How to run generator code in parallel?

2019-06-25 00:16发布

问题:

I have code like this:

def generator():
    while True:
        # do slow calculation
        yield x

I would like to move the slow calculation to separate process(es).

I'm working in python 3.6 so I have concurrent.futures.ProcessPoolExecutor. It's just not obvious how to concurrent-ize a generator using that.

The differences from a regular concurrent scenario using map is that there is nothing to map here (the generator runs forever), and we don't want all the results at once, we want to queue them up and wait until the queue is not full before calculating more results.

I don't have to use concurrent, multiprocessing is fine also. It's a similar problem, it's not obvious how to use that inside a generator.
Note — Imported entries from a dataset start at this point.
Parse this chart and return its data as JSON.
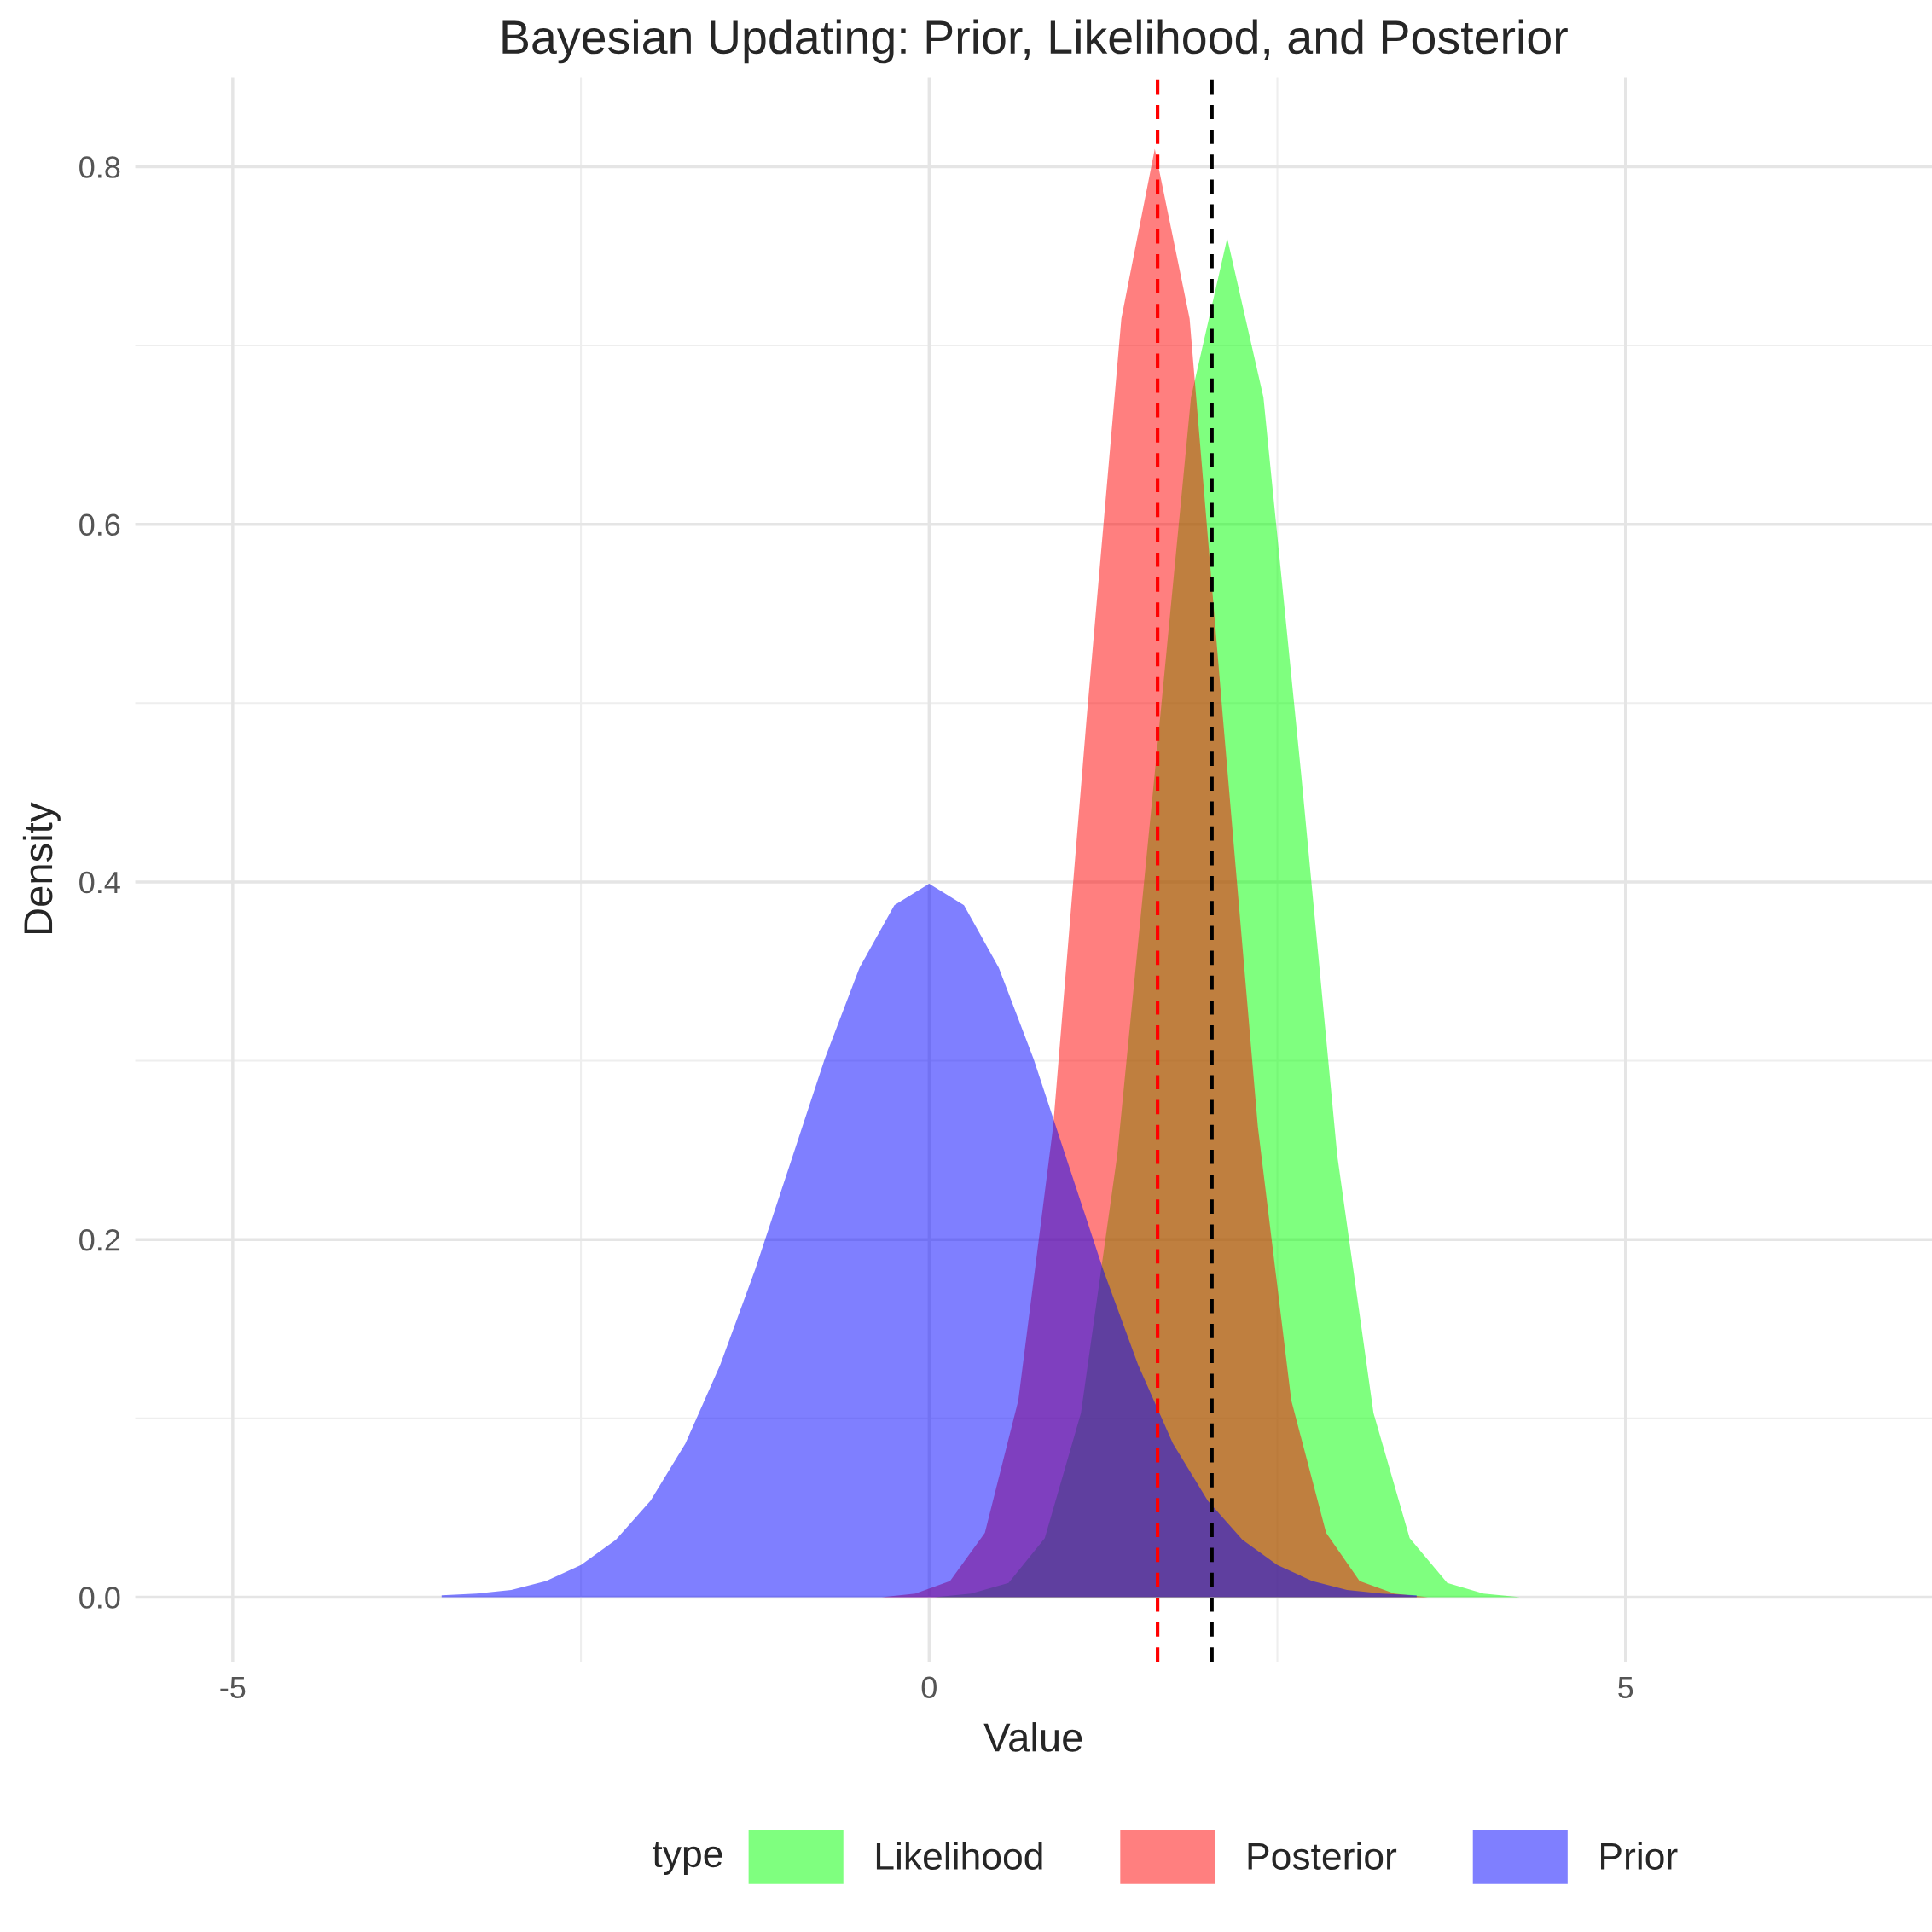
{
  "chart_data": {
    "type": "area",
    "title": "Bayesian Updating: Prior, Likelihood, and Posterior",
    "xlabel": "Value",
    "ylabel": "Density",
    "legend_title": "type",
    "legend": "bottom",
    "grid": true,
    "xlim": [
      -5.7,
      7.2
    ],
    "ylim": [
      -0.036,
      0.85
    ],
    "xticks": [
      -5,
      0,
      5
    ],
    "yticks": [
      {
        "value": 0,
        "label": "0.0"
      },
      0.2,
      0.4,
      0.6,
      0.8
    ],
    "series": [
      {
        "name": "Likelihood",
        "color": "#00ff00",
        "x": [
          0.04,
          0.3,
          0.57,
          0.83,
          1.09,
          1.35,
          1.62,
          1.88,
          2.14,
          2.4,
          2.67,
          2.93,
          3.19,
          3.45,
          3.72,
          3.98,
          4.24
        ],
        "values": [
          0.0,
          0.002,
          0.008,
          0.033,
          0.103,
          0.247,
          0.461,
          0.671,
          0.76,
          0.671,
          0.461,
          0.247,
          0.103,
          0.033,
          0.008,
          0.002,
          0.0
        ]
      },
      {
        "name": "Posterior",
        "color": "#ff0000",
        "x": [
          -0.34,
          -0.1,
          0.15,
          0.4,
          0.64,
          0.89,
          1.13,
          1.38,
          1.62,
          1.87,
          2.11,
          2.36,
          2.6,
          2.85,
          3.09,
          3.34,
          3.58
        ],
        "values": [
          0.0,
          0.002,
          0.009,
          0.036,
          0.11,
          0.263,
          0.491,
          0.715,
          0.81,
          0.715,
          0.491,
          0.263,
          0.11,
          0.036,
          0.009,
          0.002,
          0.0
        ]
      },
      {
        "name": "Prior",
        "color": "#0000ff",
        "x": [
          -3.5,
          -3.25,
          -3,
          -2.75,
          -2.5,
          -2.25,
          -2,
          -1.75,
          -1.5,
          -1.25,
          -1,
          -0.75,
          -0.5,
          -0.25,
          0,
          0.25,
          0.5,
          0.75,
          1,
          1.25,
          1.5,
          1.75,
          2,
          2.25,
          2.5,
          2.75,
          3,
          3.25,
          3.5
        ],
        "values": [
          0.001,
          0.002,
          0.004,
          0.009,
          0.018,
          0.032,
          0.054,
          0.086,
          0.13,
          0.183,
          0.242,
          0.301,
          0.352,
          0.387,
          0.399,
          0.387,
          0.352,
          0.301,
          0.242,
          0.183,
          0.13,
          0.086,
          0.054,
          0.032,
          0.018,
          0.009,
          0.004,
          0.002,
          0.001
        ]
      }
    ],
    "ref_lines": [
      {
        "axis": "x",
        "value": 1.64,
        "color": "#ff0000",
        "line_style": "dashed"
      },
      {
        "axis": "x",
        "value": 2.03,
        "color": "#000000",
        "line_style": "dashed"
      }
    ]
  }
}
Slight twist: each value returned by the generator is a large numpy array (10 megabytes or so). How do I transfer that without pickling and unpickling? I've seen the docs for multiprocessing.Array but it's not totally obvious how to transfer a numpy array using that.

回答1:

In this type of situation I usually use the joblib library. It is a parallel computation framework based on multiprocessing. It supports memmapping precisely for the cases where you have to handle large numpy arrays. I believe it is worth checking for you.

Maybe joblib's documentation is not explicit enough on this point, showing only examples with for loops, since you want to use a generator I should point out that it indeed works with generators. An example that would achieve what you want is the following:

from joblib import Parallel, delayed
def my_long_running_job(x):
    # do something with x
# you can customize the number of jobs
Parallel(n_jobs=4)(delayed(my_long_running_job)(x) for x in generator())

Edit: I don't know what kind of processing you want to do, but if it releases the GIL you could also consider using threads. This way you won't have the problem of having to transfer large numpy arrays between processes, and still beneficiate from true parallelism.